Tile Apple Store Performance Not Considered in AirTags Decision Making
In the letter Chair Senator Amy Klobuchar (D-MN), Ranking Member Senator Michael S. Lee (R-UT), and other subcommittee members, Mr. Andeer said:
Years ago, Apple had some information about how Tile products sold in Apple’s retail store. It did not sell well. Tile sells its products through dozens of retailers around the globe and its own website.
He also insisted that this did not influence Apple’s decision to release its rival product AirTags:
Any information from Apple Store retail sales is both very limited and very outdated and likely no different from the information other brick-and- mortar stores have about products sold in those stores. Nonetheless, Apple has never used any of that information in any decision making related to ?AirTags?.
Apple Responds to Spotify Claims
It wasn’t only Tile’s testimony that Mr. Andeer responded to though. He hit back at the Spotify witness’s assertion that “if Apple is convinced that their payment is superior, that it really should command a 30 percent fee, they should allow for competition and let the market determine that.” The Apple exec said that “not only have market forces established a competitive commission, Apple meets or beats it.”

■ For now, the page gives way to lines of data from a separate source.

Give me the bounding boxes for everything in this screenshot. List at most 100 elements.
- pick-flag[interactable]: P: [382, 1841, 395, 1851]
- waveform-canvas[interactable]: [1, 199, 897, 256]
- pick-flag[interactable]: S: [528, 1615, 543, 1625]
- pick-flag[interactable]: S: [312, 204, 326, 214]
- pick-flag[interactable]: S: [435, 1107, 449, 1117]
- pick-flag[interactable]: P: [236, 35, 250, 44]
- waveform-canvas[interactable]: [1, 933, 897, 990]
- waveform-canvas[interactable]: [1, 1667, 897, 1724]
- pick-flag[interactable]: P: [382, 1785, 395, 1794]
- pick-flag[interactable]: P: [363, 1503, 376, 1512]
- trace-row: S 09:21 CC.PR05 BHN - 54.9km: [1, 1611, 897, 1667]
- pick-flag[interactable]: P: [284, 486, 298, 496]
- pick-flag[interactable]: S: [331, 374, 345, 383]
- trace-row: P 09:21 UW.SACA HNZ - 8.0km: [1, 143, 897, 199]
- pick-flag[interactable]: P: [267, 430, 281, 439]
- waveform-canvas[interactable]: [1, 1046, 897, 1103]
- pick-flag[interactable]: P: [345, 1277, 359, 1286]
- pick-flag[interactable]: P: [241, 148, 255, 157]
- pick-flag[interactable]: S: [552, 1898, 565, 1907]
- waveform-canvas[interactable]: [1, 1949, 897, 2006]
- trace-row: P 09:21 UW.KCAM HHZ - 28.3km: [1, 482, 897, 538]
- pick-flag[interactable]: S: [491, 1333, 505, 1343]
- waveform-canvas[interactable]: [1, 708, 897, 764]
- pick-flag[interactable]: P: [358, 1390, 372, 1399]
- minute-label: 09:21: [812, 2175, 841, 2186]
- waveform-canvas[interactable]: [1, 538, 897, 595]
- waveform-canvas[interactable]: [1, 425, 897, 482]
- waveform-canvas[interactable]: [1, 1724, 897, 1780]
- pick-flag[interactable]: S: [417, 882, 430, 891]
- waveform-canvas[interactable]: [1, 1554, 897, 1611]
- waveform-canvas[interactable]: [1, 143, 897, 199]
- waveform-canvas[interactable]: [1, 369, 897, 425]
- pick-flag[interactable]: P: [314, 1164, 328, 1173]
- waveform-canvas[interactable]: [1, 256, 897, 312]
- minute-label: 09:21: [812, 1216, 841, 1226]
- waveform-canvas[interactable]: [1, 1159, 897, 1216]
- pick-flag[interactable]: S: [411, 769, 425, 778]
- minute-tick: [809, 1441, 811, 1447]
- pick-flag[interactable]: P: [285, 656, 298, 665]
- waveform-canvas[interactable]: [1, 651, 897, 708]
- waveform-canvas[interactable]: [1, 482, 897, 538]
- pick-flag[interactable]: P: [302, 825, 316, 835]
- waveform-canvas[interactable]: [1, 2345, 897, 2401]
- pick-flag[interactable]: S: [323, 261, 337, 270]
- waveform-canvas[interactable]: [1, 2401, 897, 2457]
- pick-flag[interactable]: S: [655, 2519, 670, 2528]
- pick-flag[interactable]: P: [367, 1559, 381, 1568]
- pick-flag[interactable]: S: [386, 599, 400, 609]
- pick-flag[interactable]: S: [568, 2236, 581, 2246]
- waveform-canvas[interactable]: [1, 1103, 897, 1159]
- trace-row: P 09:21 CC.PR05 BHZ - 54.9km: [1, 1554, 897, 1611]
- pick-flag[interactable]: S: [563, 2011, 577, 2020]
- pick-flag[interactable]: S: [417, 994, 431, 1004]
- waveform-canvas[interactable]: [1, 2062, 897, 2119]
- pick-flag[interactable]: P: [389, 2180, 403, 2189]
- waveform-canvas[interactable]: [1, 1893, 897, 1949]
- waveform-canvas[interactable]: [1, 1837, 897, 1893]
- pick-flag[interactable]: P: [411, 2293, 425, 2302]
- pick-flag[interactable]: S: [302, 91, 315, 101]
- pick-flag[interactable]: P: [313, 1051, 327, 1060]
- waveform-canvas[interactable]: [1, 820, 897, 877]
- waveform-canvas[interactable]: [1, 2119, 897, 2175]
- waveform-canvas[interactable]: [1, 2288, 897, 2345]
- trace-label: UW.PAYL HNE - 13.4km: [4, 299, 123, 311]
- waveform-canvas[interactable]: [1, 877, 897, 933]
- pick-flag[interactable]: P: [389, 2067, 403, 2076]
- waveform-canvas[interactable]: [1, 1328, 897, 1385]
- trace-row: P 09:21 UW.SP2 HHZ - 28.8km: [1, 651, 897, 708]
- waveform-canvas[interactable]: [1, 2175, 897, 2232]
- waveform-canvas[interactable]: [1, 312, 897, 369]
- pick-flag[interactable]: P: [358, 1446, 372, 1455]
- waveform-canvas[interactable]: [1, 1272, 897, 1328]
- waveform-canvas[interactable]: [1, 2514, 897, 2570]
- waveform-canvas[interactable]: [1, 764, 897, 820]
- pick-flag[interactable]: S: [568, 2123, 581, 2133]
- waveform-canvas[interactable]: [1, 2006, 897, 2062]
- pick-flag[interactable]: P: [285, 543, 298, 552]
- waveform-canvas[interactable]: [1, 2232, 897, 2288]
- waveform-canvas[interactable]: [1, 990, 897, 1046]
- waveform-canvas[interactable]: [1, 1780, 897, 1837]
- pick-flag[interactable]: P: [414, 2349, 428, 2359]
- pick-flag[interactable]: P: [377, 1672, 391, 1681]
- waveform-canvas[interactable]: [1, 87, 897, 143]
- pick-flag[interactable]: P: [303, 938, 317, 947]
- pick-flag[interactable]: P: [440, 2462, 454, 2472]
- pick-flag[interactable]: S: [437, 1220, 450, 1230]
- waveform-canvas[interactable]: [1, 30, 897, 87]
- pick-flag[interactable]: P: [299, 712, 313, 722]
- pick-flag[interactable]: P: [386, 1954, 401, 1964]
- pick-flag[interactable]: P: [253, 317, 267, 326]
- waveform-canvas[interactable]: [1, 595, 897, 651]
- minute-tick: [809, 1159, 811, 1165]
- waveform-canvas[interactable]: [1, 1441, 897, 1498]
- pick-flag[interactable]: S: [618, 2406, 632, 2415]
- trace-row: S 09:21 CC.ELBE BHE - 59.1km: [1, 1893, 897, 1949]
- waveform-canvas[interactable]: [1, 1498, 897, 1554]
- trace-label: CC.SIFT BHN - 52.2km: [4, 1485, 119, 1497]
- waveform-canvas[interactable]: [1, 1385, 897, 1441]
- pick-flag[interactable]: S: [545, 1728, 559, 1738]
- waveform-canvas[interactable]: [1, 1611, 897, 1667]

There was also a repost to Match, the parent company of dating app Tinder. Amongst other things, their witness “claimed that Apple rejects apps without adequately explaining how the App Store’s rules were violated or how to fix the issue,” according to Mr. Andeer. He also rejected other claims from the firm, including an update with LGBTQ+ safety feature ‘Traveler Alert’ sat waiting to be reviewed for a long time. Mr. Andeer said that Tinder submitted the update in June 2019 but that “Apple explained that Tinder’s new subscription pricing would violate FTC rules because Tinder did not make clear to customers that they would be charged for the full six-month subscription rather than a monthly charge.”
He also said that after a change from Tinder the update was approved. “This is an example of Apple engaging in extensive discussions with a developer to ensure that the developer’s app is made available to customers and that the App Store remains a safe and trusted place for consumers,” Mr. Andeer argued.
Of course, this letter emerged in the second week of Apple’s court case with Epic Game. Antirust and App Store issues are a key part of that.